Did You Do Your Homework?

did you do your dating homework

“Marla, are you writing another book?” This is the question that I am asked on a regular basis. I appreciate the interest, and happy that if I do write another book, a few copies will actually sell, but ooohhhh the pressure! When I was in grade school, one of my favorite things to do was to lock myself in my bedroom for the afternoon and work on my poetry and short stories. I would read them to my cat, Kittypaw before finalizing in ink. If my story held her attention, I knew it was pretty good.

These days, I write in my home office. The stories in my head jostle for my attention. My matchmaking clients have to come first since they allow me to avoid standing on the street corner holding a tin cup. I started a book about my days working as a waitress in Chicago in the 90’s. Yes, started…. when you ask? Ten years ago! I got to the halfway point and just put it away. I was stuck. But there were some gems in there. I especially loved one story about a particularly crazy Valentine’s Day at a steakhouse I had the pleasure of working at. I decided that story needed to come out into the open, so I published it as a short story called Amateur Night.

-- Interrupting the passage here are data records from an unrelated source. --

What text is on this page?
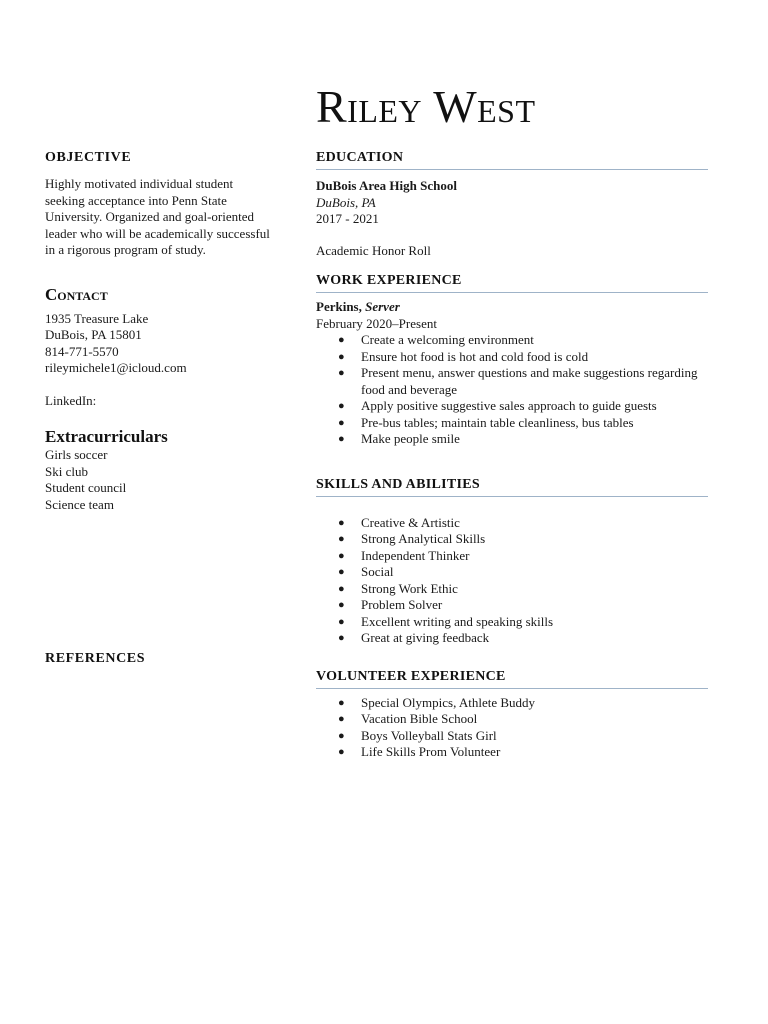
Riley West
OBJECTIVE

Highly motivated individual student seeking acceptance into Penn State University. Organized and goal-oriented leader who will be academically successful in a rigorous program of study.

Contact

1935 Treasure Lake

DuBois, PA 15801

814-771-5570

rileymichele1@icloud.com

LinkedIn:

Extracurriculars

Girls soccer

Ski club

Student council

Science team

REFERENCES
EDUCATION

DuBois Area High School

DuBois, PA

2017 - 2021

Academic Honor Roll

WORK EXPERIENCE

Perkins, Server

February 2020–Present

● Create a welcoming environment
● Ensure hot food is hot and cold food is cold
● Present menu, answer questions and make suggestions regarding food and beverage
● Apply positive suggestive sales approach to guide guests
● Pre-bus tables; maintain table cleanliness, bus tables
● Make people smile
SKILLS AND ABILITIES
● Creative & Artistic
● Strong Analytical Skills
● Independent Thinker
● Social
● Strong Work Ethic
● Problem Solver
● Excellent writing and speaking skills
● Great at giving feedback
VOLUNTEER EXPERIENCE
● Special Olympics, Athlete Buddy
● Vacation Bible School
● Boys Volleyball Stats Girl
● Life Skills Prom Volunteer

Writing is tough. It can be lonely, it can be tedious, and it can be frustrating. But when you have been bitten by that bug, you’ve been bitten for life. Sort of like a vampire, once bitten, you can never turn back into your old self.

I love this video of Lewis Black on writing a book. He hits the nail on the head when he compares writing a book to having to do homework everyday of your life!

7 thoughts on “Did You Do Your Homework?”

  1. Blanca FoleyBlanca Foley

    If you write romance, join Romance Writers of America and find your local chapter and join that as well. Making connections and friends of other writers is vital, even just for moral support. Take courses where you get one-on-one time with your instructor. Read books about the craft — every big book store or library has a “writing” section. Visit other established writer’s websites and read about their creative process. Get great beta-readers and critique partners you can trust to give you an ‘honest’ opinion. Most importantly, read other novels for the fun of it, and also to analyze what the author did to make their story publishable.

  2. Veronica VincentVeronica Vincent

    Nothing specific inspired the series itself, but the first book Bitten was inspired by an X-Files episode. I was in a writing group, and I’d promised to write and read something new at the next meeting. After a day spent struggling to come up with a story idea, I gave up and sat down to watch X-Files. It was their first-season werewolf episode and, as much as I loved the show, I wasn’t impressed with their take on werewolves — your typical blood-crazed, murdering man-beast. So I decided that would be my story idea — that I’d write something about the kind of werewolves I’d like to see. I wrote a short story about a female werewolf, and liked the idea so much that I eventually developed it into a novel.

  3. Stephanie T. EspinozaStephanie T. Espinoza

    This is the best book I’ve ever read on the subject of structure and craft. I read it several years ago and am still using ideas I gained from it. I don’t really think that anybody can learn to write from reading a book on writing, but I do believe that those, like me, who write for a living day after day need the wisdom and inspiration of really fine writers like Jon Franklin. The annotated text for his feature story on brain surgery is worth a college course.